If you build it, will they come?: Measuring the impacts of new recreation infrastructure.

Authors: Stephen O'Connell*, University of Central Arkansas
Topics: Recreational and Sport Geography, Urban and Regional Planning
Keywords: Recreation infrastructure, VGI, tourism development
Session Type: Virtual Poster
Day: 4/8/2021
Start / End Time: 9:35 AM / 10:50 AM
Room: Virtual 52
Presentation File: No File Uploaded


Outdoor recreation has long been seen as an economic driver for amenity-rich communities across the country. Even with well-publicized reports about the decline in outdoor recreation participation on numerous fronts, local governments, recreation organizations, and everyday participants remain dedicated to building support for active lifestyle infrastructure. But success is dependent on the continued draw of regular cyclists, runners, and other outdoor enthusiasts. Investment in new or revitalized infrastructure–often specifically designed for those classes of users–is frequently seen as a way to jumpstart a reimagining of a community's recreation economy.

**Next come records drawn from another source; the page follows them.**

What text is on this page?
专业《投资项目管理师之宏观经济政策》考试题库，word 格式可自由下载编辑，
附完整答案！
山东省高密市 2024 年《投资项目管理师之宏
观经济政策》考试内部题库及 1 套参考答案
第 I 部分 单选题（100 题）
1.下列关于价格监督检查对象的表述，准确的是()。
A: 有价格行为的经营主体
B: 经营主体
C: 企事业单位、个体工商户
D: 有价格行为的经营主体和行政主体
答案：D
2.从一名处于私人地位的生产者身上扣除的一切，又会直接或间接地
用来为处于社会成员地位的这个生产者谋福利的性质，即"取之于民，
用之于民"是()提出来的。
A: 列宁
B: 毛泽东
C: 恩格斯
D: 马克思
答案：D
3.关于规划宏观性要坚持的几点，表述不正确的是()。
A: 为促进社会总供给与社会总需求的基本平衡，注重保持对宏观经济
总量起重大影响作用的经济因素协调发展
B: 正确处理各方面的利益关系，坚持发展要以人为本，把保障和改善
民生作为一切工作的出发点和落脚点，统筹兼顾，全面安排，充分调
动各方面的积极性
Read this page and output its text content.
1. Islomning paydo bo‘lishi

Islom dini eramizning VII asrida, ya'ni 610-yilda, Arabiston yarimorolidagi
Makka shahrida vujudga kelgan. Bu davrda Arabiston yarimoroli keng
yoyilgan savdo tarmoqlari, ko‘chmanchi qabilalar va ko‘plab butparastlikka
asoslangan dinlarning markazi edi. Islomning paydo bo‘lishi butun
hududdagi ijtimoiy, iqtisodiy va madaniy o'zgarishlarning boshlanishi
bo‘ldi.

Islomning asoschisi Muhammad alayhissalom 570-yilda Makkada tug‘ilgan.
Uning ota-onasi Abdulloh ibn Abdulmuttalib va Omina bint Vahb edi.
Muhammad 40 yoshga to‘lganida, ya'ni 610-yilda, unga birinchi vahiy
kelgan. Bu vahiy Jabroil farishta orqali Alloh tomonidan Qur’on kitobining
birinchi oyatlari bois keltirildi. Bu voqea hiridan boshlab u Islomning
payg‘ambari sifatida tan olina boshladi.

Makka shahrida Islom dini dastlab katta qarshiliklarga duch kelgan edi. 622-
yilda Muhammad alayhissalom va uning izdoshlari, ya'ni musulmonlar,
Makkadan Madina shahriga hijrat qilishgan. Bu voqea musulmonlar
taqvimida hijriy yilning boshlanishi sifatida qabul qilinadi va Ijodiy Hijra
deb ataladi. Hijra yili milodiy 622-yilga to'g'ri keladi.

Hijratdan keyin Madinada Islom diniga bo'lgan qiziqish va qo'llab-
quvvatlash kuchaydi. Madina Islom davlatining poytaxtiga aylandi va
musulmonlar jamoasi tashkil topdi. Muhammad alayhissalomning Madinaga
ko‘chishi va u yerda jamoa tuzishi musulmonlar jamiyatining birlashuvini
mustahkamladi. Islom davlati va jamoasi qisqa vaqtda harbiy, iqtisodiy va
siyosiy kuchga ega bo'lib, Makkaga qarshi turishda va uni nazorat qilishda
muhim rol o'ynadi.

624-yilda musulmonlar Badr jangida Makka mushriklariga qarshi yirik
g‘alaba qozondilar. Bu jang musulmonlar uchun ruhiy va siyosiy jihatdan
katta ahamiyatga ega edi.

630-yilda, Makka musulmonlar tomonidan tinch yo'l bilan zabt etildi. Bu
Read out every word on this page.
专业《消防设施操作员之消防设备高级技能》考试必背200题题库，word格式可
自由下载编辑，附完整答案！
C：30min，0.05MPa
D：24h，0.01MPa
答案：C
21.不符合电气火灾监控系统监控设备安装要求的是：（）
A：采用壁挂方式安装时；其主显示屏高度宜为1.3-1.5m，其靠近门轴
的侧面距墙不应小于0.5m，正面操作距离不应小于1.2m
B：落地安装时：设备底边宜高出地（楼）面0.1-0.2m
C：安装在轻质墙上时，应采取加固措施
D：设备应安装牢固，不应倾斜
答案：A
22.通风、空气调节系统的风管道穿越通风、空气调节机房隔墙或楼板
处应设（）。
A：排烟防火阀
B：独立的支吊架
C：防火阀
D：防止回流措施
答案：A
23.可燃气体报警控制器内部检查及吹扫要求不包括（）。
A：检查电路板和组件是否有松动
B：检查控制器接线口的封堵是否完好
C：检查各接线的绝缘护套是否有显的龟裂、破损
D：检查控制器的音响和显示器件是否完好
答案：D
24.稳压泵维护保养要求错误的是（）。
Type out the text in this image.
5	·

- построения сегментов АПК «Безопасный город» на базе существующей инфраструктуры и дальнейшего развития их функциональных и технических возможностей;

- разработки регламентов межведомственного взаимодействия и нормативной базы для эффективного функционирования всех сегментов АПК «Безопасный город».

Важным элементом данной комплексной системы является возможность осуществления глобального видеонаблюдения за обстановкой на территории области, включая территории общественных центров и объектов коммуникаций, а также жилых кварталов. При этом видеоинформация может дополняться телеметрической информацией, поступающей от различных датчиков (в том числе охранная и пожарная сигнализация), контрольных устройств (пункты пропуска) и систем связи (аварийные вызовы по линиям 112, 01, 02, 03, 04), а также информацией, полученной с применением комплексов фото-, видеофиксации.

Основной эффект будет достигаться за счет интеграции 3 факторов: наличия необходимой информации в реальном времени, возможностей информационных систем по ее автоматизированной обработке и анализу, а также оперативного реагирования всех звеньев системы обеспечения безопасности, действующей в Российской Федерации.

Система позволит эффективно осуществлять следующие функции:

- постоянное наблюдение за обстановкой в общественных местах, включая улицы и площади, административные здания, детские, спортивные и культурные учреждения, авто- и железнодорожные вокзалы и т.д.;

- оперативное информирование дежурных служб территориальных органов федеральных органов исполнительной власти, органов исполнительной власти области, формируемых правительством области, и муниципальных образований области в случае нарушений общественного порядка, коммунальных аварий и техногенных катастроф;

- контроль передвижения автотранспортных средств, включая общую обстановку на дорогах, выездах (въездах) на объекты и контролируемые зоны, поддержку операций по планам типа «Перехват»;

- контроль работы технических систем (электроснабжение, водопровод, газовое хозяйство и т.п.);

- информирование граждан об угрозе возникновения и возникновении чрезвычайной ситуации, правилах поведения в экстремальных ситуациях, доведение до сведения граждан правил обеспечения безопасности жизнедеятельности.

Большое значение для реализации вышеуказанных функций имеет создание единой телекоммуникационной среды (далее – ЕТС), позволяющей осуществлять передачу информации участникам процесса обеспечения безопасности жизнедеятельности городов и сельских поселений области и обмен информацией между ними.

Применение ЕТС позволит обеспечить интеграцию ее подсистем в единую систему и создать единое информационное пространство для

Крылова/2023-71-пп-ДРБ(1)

This project focuses on actual and potential investments in new recreation infrastructure in two communities in central Arkansas. In both cases, growth in regional recreation participation, particularly in road cycling and mountain biking, spurred local officials into investigating creative ways to capitalize on new revenue streams. Partnerships between local governments, state and federal agencies, and community organizations have furthered efforts to boost participation, especially from out-of-region visitors. Tourism feasibility studies undertaken in both communities show reasonable market growth in related activities and economic sectors, though there are some concerns about the viability of large-scale infrastructure additions without fundamental changes to baseline participation. The two communities are evaluated using data from participant surveys, volunteered geographic information (VGI) from fitness-tracking apps, and comparisons with other communities that have witnessed similar development.